Acredito que a causa que justifica o regicídio está no conflito de interesses dos grupos sociais / políticos que estavam por trás dos partidos monarquicos e do republicano. Durante o liberalismo o rei tinha-se sempre apoiado num pequeno grupo social que resultava da fusão entre a nobreza e a alta burguesia, que detinha todo poder político e económico.
As reformas económicas desenvolvidas na segunda metade do século XIX por Fontes Pereira de Melo, permitiram o desenvolvimento de uma pequena e média burguesia ambiciosa e dinâmica que exigia direitos políticos e acesso às lucrativas posições no Estado que lhes eram vedadas. As suas exigências eram apoiadas ainda por um proletariado urbano não muito numeroso, mas activamente contestatário da ordem estabelecida.
O referido crescimento dos grupos contestatários foi aproveitado pelos republicanos para começaram a minar a posição do monarca e do regime. Simultaneamente as questões levantadas em torno do ultimato britânico foram intensamente aproveitadas pelos republicanos com o fito de emprestar um cunho patriótico ao derrube da monarquia (e às ambições pessoais dos primeiros).

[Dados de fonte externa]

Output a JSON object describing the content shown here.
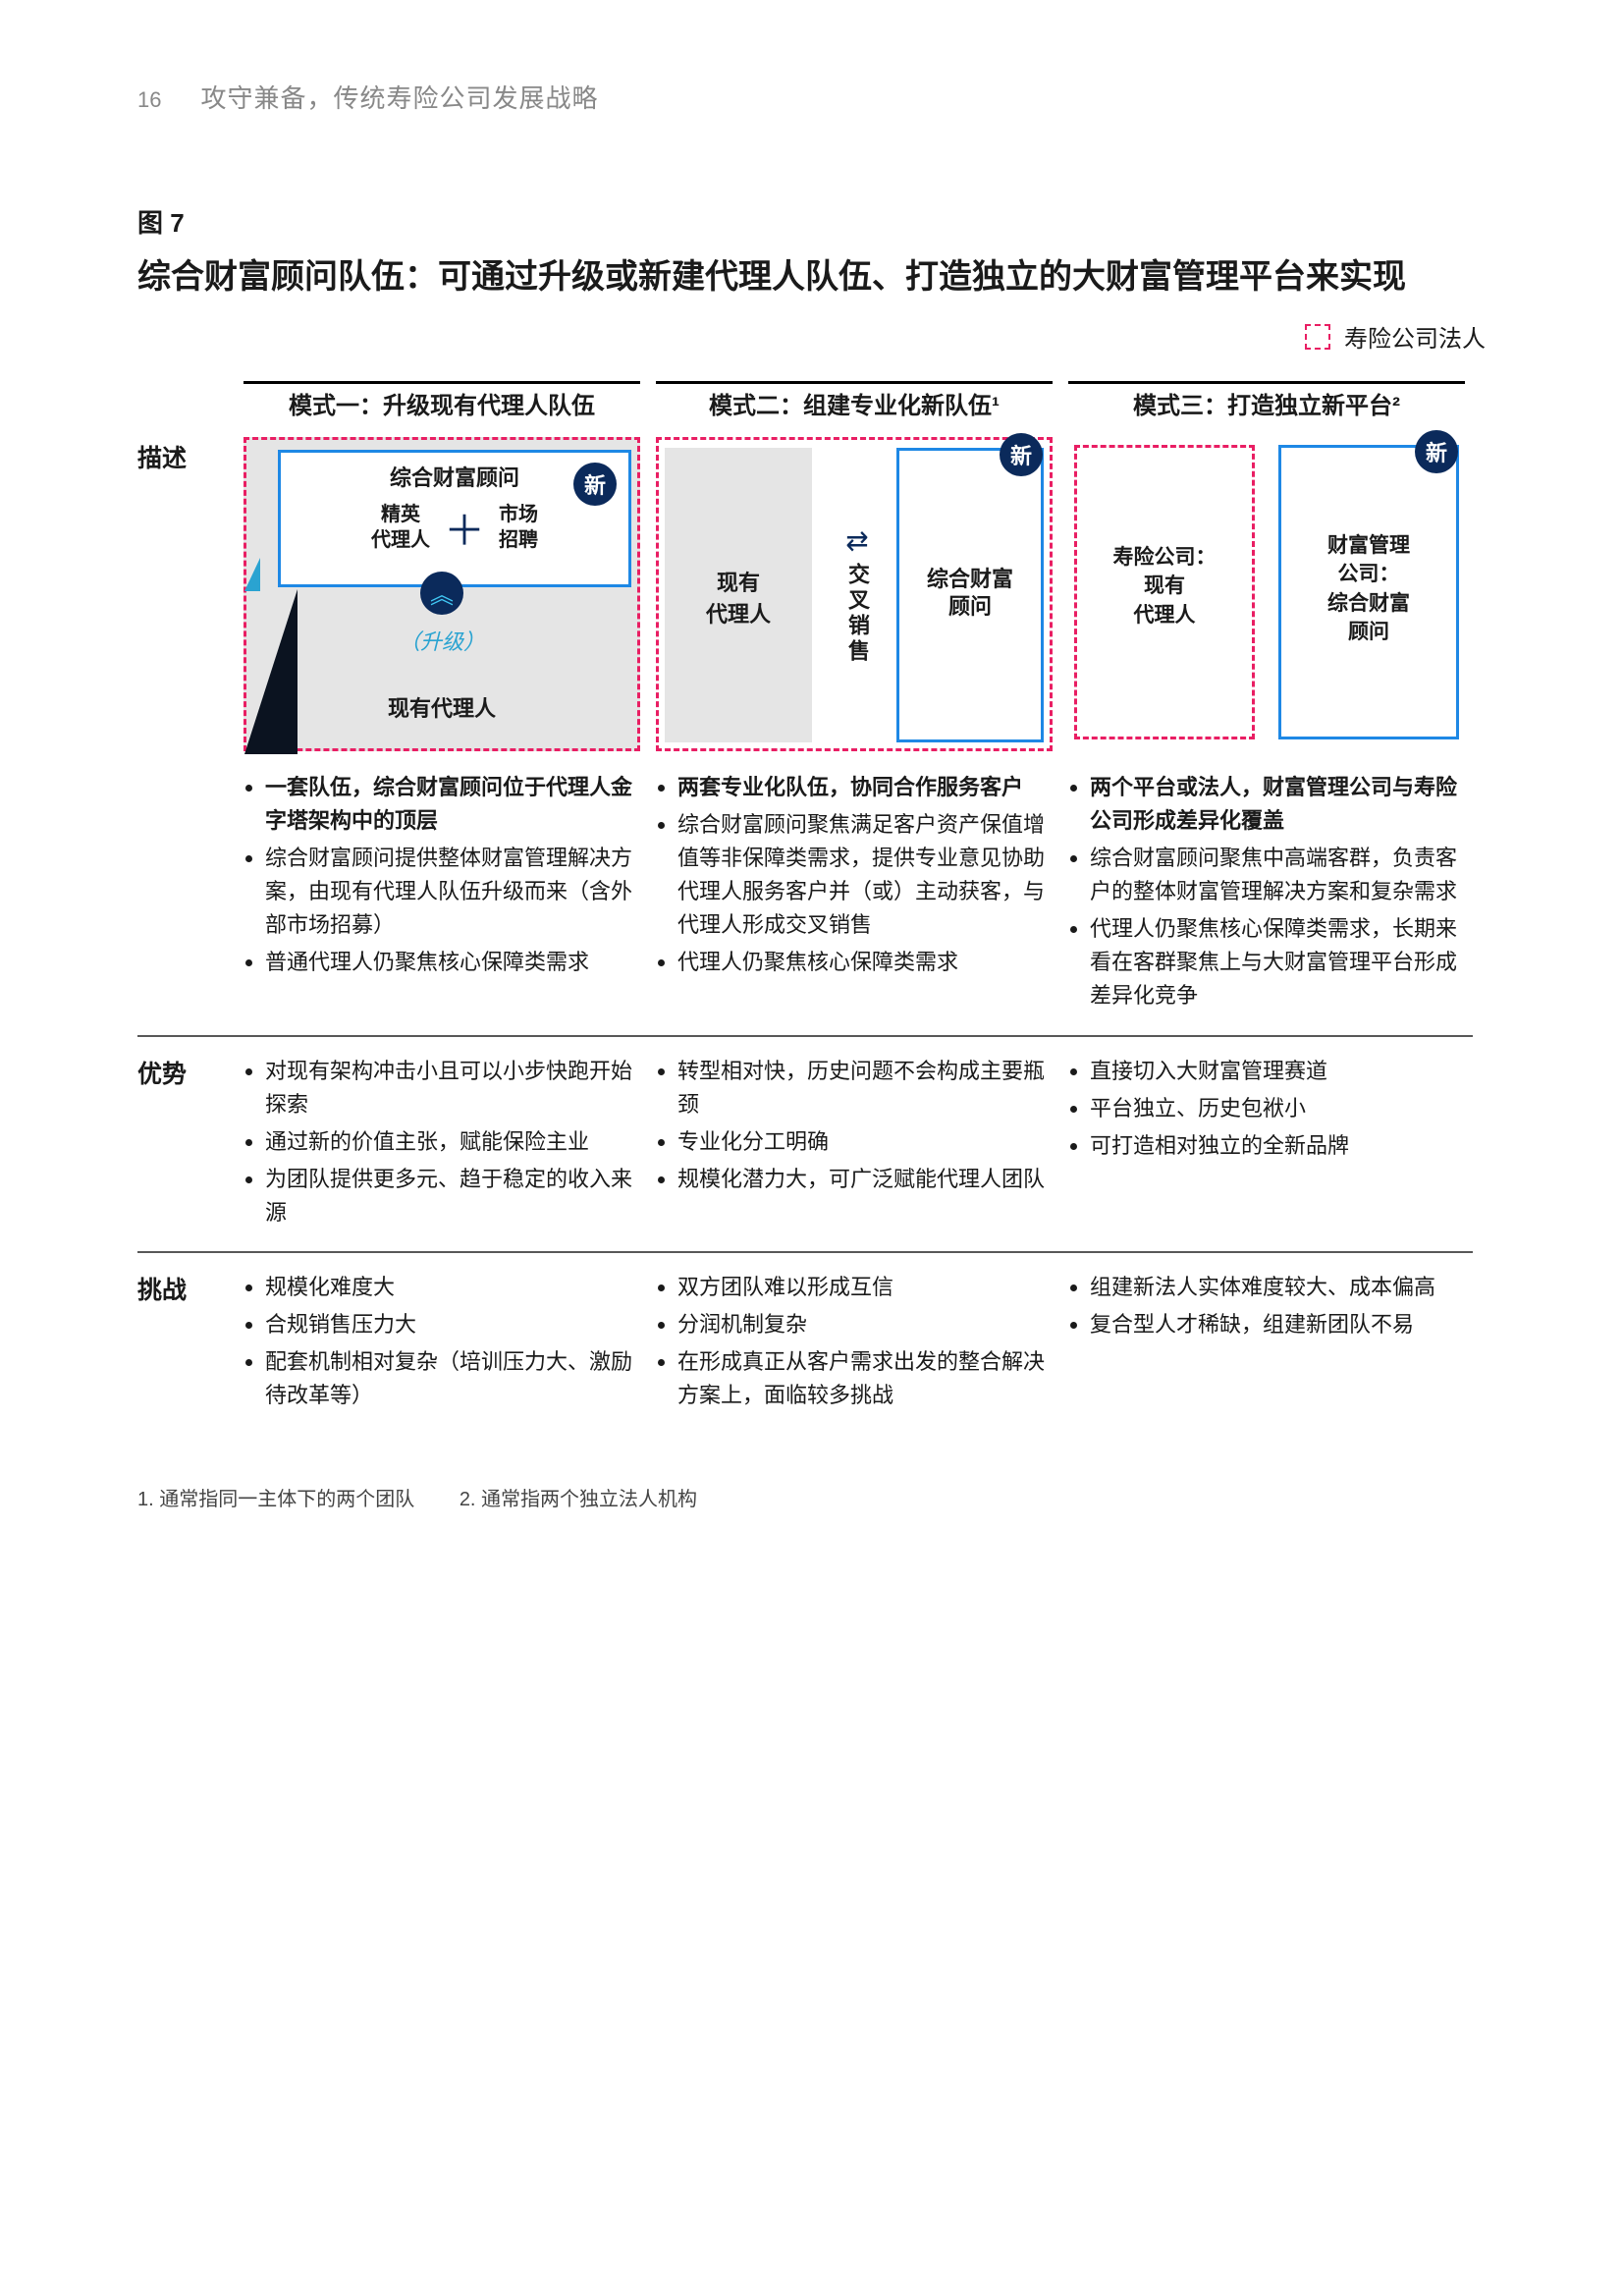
{
  "header": {
    "page_no": "16",
    "title": "攻守兼备，传统寿险公司发展战略"
  },
  "figure": {
    "label": "图 7",
    "title": "综合财富顾问队伍：可通过升级或新建代理人队伍、打造独立的大财富管理平台来实现",
    "legend": "寿险公司法人",
    "colors": {
      "dashed_pink": "#e91e63",
      "solid_blue": "#1e88e5",
      "badge_navy": "#0b2a5b",
      "grey_fill": "#e5e5e5",
      "arrow_cyan": "#41c8f5",
      "upgrade_teal": "#2aa3d1",
      "dark_triangle": "#0b1320"
    }
  },
  "rows": {
    "describe": "描述",
    "advantage": "优势",
    "challenge": "挑战"
  },
  "models": {
    "m1": {
      "header": "模式一：升级现有代理人队伍",
      "top_title": "综合财富顾问",
      "top_left": "精英\n代理人",
      "top_right": "市场\n招聘",
      "upgrade": "（升级）",
      "bottom": "现有代理人",
      "new": "新",
      "arrow": "︽",
      "desc": {
        "b0": "一套队伍，综合财富顾问位于代理人金字塔架构中的顶层",
        "b1": "综合财富顾问提供整体财富管理解决方案，由现有代理人队伍升级而来（含外部市场招募）",
        "b2": "普通代理人仍聚焦核心保障类需求"
      },
      "adv": {
        "b0": "对现有架构冲击小且可以小步快跑开始探索",
        "b1": "通过新的价值主张，赋能保险主业",
        "b2": "为团队提供更多元、趋于稳定的收入来源"
      },
      "chal": {
        "b0": "规模化难度大",
        "b1": "合规销售压力大",
        "b2": "配套机制相对复杂（培训压力大、激励待改革等）"
      }
    },
    "m2": {
      "header": "模式二：组建专业化新队伍¹",
      "left": "现有\n代理人",
      "mid_icon": "⇄",
      "mid": "交叉销售",
      "right": "综合财富\n顾问",
      "new": "新",
      "desc": {
        "b0": "两套专业化队伍，协同合作服务客户",
        "b1": "综合财富顾问聚焦满足客户资产保值增值等非保障类需求，提供专业意见协助代理人服务客户并（或）主动获客，与代理人形成交叉销售",
        "b2": "代理人仍聚焦核心保障类需求"
      },
      "adv": {
        "b0": "转型相对快，历史问题不会构成主要瓶颈",
        "b1": "专业化分工明确",
        "b2": "规模化潜力大，可广泛赋能代理人团队"
      },
      "chal": {
        "b0": "双方团队难以形成互信",
        "b1": "分润机制复杂",
        "b2": "在形成真正从客户需求出发的整合解决方案上，面临较多挑战"
      }
    },
    "m3": {
      "header": "模式三：打造独立新平台²",
      "left_t": "寿险公司：",
      "left_b": "现有\n代理人",
      "right_t": "财富管理\n公司：",
      "right_b": "综合财富\n顾问",
      "new": "新",
      "desc": {
        "b0": "两个平台或法人，财富管理公司与寿险公司形成差异化覆盖",
        "b1": "综合财富顾问聚焦中高端客群，负责客户的整体财富管理解决方案和复杂需求",
        "b2": "代理人仍聚焦核心保障类需求，长期来看在客群聚焦上与大财富管理平台形成差异化竞争"
      },
      "adv": {
        "b0": "直接切入大财富管理赛道",
        "b1": "平台独立、历史包袱小",
        "b2": "可打造相对独立的全新品牌"
      },
      "chal": {
        "b0": "组建新法人实体难度较大、成本偏高",
        "b1": "复合型人才稀缺，组建新团队不易"
      }
    }
  },
  "footnotes": {
    "f1": "1. 通常指同一主体下的两个团队",
    "f2": "2. 通常指两个独立法人机构"
  }
}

Portanto no final do século XIX, o rei estava no meio de dois grupos políticos que se confrontavam, um exigindo direitos políticos e reformas, outro lutando para defender os seus privilégios e o status quo existente.
Os ideólogos republicanos ambicionavam o controle total do Estado através da eliminação da figura do rei, que desejavam substituir por pessoas mais comprometidas com os partidos políticos.

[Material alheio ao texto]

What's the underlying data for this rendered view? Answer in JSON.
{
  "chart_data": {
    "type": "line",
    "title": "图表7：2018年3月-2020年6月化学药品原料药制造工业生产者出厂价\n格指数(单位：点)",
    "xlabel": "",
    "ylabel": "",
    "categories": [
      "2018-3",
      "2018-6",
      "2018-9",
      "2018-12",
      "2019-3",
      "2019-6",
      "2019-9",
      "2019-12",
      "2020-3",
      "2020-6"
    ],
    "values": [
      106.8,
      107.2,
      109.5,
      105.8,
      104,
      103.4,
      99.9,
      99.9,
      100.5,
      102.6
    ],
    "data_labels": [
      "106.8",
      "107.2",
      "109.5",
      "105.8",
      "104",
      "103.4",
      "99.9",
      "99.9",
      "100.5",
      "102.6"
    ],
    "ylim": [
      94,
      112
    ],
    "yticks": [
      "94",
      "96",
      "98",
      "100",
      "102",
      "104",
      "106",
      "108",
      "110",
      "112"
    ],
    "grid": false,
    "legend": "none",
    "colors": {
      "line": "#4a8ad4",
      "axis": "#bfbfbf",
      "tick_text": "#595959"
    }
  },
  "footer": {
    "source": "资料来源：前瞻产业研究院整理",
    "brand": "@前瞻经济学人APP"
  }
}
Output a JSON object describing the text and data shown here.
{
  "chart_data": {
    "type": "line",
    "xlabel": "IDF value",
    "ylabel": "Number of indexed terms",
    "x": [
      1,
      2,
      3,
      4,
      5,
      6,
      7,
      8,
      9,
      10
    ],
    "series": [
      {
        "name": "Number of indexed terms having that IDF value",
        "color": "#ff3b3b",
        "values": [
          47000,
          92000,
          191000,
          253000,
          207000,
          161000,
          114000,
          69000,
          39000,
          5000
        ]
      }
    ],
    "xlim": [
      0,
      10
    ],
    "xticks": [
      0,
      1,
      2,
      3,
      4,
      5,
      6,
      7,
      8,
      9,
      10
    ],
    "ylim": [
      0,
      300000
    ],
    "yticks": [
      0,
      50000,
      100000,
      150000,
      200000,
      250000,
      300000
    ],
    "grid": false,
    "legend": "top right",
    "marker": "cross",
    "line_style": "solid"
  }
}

D. Carlos, apercebendo-se do rumo dos acontecimentos e da situação cada vez mais perigosa em que se encontrava, optou pela única solução que lhe restava que era a da governação indirecta através da interposta pessoa de um político da sua inteira confiança (João Franco). O seu objectivo era logicamente por em prática as reformas políticas prometidas pelos republicanos à pequena e média burguesias, reconquistando a sua lealdade e alterando a base de apoio da monarquia. Retiraria assim dessa forma qualquer sentido ao seu derrube. Obviamente que estas intenções suscitaram a oposição tanto dos republicanos como dos sectores privilegiados que tradicionalmente apoiavam a monarquia.

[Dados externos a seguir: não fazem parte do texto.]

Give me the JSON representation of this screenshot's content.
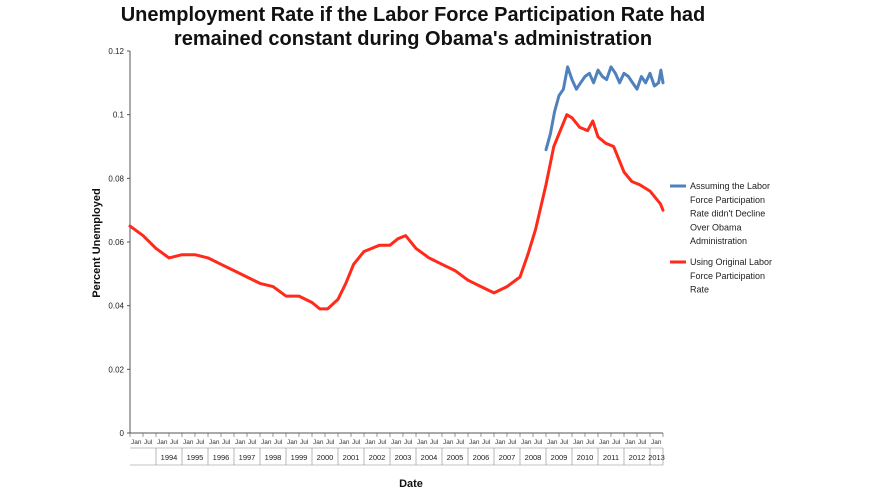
{
  "chart_data": {
    "type": "line",
    "title_lines": [
      "Unemployment Rate if the Labor Force Participation Rate had",
      "remained constant during Obama's administration"
    ],
    "xlabel": "Date",
    "ylabel": "Percent Unemployed",
    "ylim": [
      0,
      0.12
    ],
    "y_ticks": [
      "0",
      "0.02",
      "0.04",
      "0.06",
      "0.08",
      "0.1",
      "0.12"
    ],
    "x_range": [
      1993.0,
      2013.5
    ],
    "month_tick_labels": [
      "Jan",
      "Jul"
    ],
    "years": [
      "1994",
      "1995",
      "1996",
      "1997",
      "1998",
      "1999",
      "2000",
      "2001",
      "2002",
      "2003",
      "2004",
      "2005",
      "2006",
      "2007",
      "2008",
      "2009",
      "2010",
      "2011",
      "2012",
      "2013"
    ],
    "grid": false,
    "legend_position": "right",
    "series": [
      {
        "name": "Assuming the Labor Force Participation Rate didn't Decline Over Obama Administration",
        "legend_lines": [
          "Assuming the Labor",
          "Force Participation",
          "Rate didn't Decline",
          "Over Obama",
          "Administration"
        ],
        "color": "#4f81bd",
        "x": [
          2009.0,
          2009.17,
          2009.33,
          2009.5,
          2009.67,
          2009.83,
          2010.0,
          2010.17,
          2010.33,
          2010.5,
          2010.67,
          2010.83,
          2011.0,
          2011.17,
          2011.33,
          2011.5,
          2011.67,
          2011.83,
          2012.0,
          2012.17,
          2012.33,
          2012.5,
          2012.67,
          2012.83,
          2013.0,
          2013.17,
          2013.33,
          2013.42,
          2013.5
        ],
        "y": [
          0.089,
          0.094,
          0.101,
          0.106,
          0.108,
          0.115,
          0.111,
          0.108,
          0.11,
          0.112,
          0.113,
          0.11,
          0.114,
          0.112,
          0.111,
          0.115,
          0.113,
          0.11,
          0.113,
          0.112,
          0.11,
          0.108,
          0.112,
          0.11,
          0.113,
          0.109,
          0.11,
          0.114,
          0.11
        ]
      },
      {
        "name": "Using Original Labor Force Participation Rate",
        "legend_lines": [
          "Using Original Labor",
          "Force Participation",
          "Rate"
        ],
        "color": "#ff2a1a",
        "x": [
          1993.0,
          1993.5,
          1994.0,
          1994.5,
          1995.0,
          1995.5,
          1996.0,
          1996.5,
          1997.0,
          1997.5,
          1998.0,
          1998.5,
          1999.0,
          1999.5,
          2000.0,
          2000.3,
          2000.6,
          2001.0,
          2001.3,
          2001.6,
          2002.0,
          2002.3,
          2002.6,
          2003.0,
          2003.3,
          2003.6,
          2004.0,
          2004.5,
          2005.0,
          2005.5,
          2006.0,
          2006.5,
          2007.0,
          2007.5,
          2008.0,
          2008.3,
          2008.6,
          2009.0,
          2009.3,
          2009.6,
          2009.8,
          2010.0,
          2010.3,
          2010.6,
          2010.8,
          2011.0,
          2011.3,
          2011.6,
          2011.8,
          2012.0,
          2012.3,
          2012.6,
          2012.8,
          2013.0,
          2013.2,
          2013.4,
          2013.5
        ],
        "y": [
          0.065,
          0.062,
          0.058,
          0.055,
          0.056,
          0.056,
          0.055,
          0.053,
          0.051,
          0.049,
          0.047,
          0.046,
          0.043,
          0.043,
          0.041,
          0.039,
          0.039,
          0.042,
          0.047,
          0.053,
          0.057,
          0.058,
          0.059,
          0.059,
          0.061,
          0.062,
          0.058,
          0.055,
          0.053,
          0.051,
          0.048,
          0.046,
          0.044,
          0.046,
          0.049,
          0.056,
          0.064,
          0.078,
          0.09,
          0.096,
          0.1,
          0.099,
          0.096,
          0.095,
          0.098,
          0.093,
          0.091,
          0.09,
          0.086,
          0.082,
          0.079,
          0.078,
          0.077,
          0.076,
          0.074,
          0.072,
          0.07
        ]
      }
    ]
  }
}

A alienação de parte do sector monárquico motivada pela ditadura de João Franco, explica em boa medida porque razão em 1910 a minoria republicana conseguiu tomar o poder com tão pouca resistência. As trágicas mortes de D. Carlos e de D. Luís Felipe, selaram portanto o destino da monarquia portuguesa e deixaram o projecto politico do rei para sempre inacabado e envolto numa aura de ambiguidade e mistério.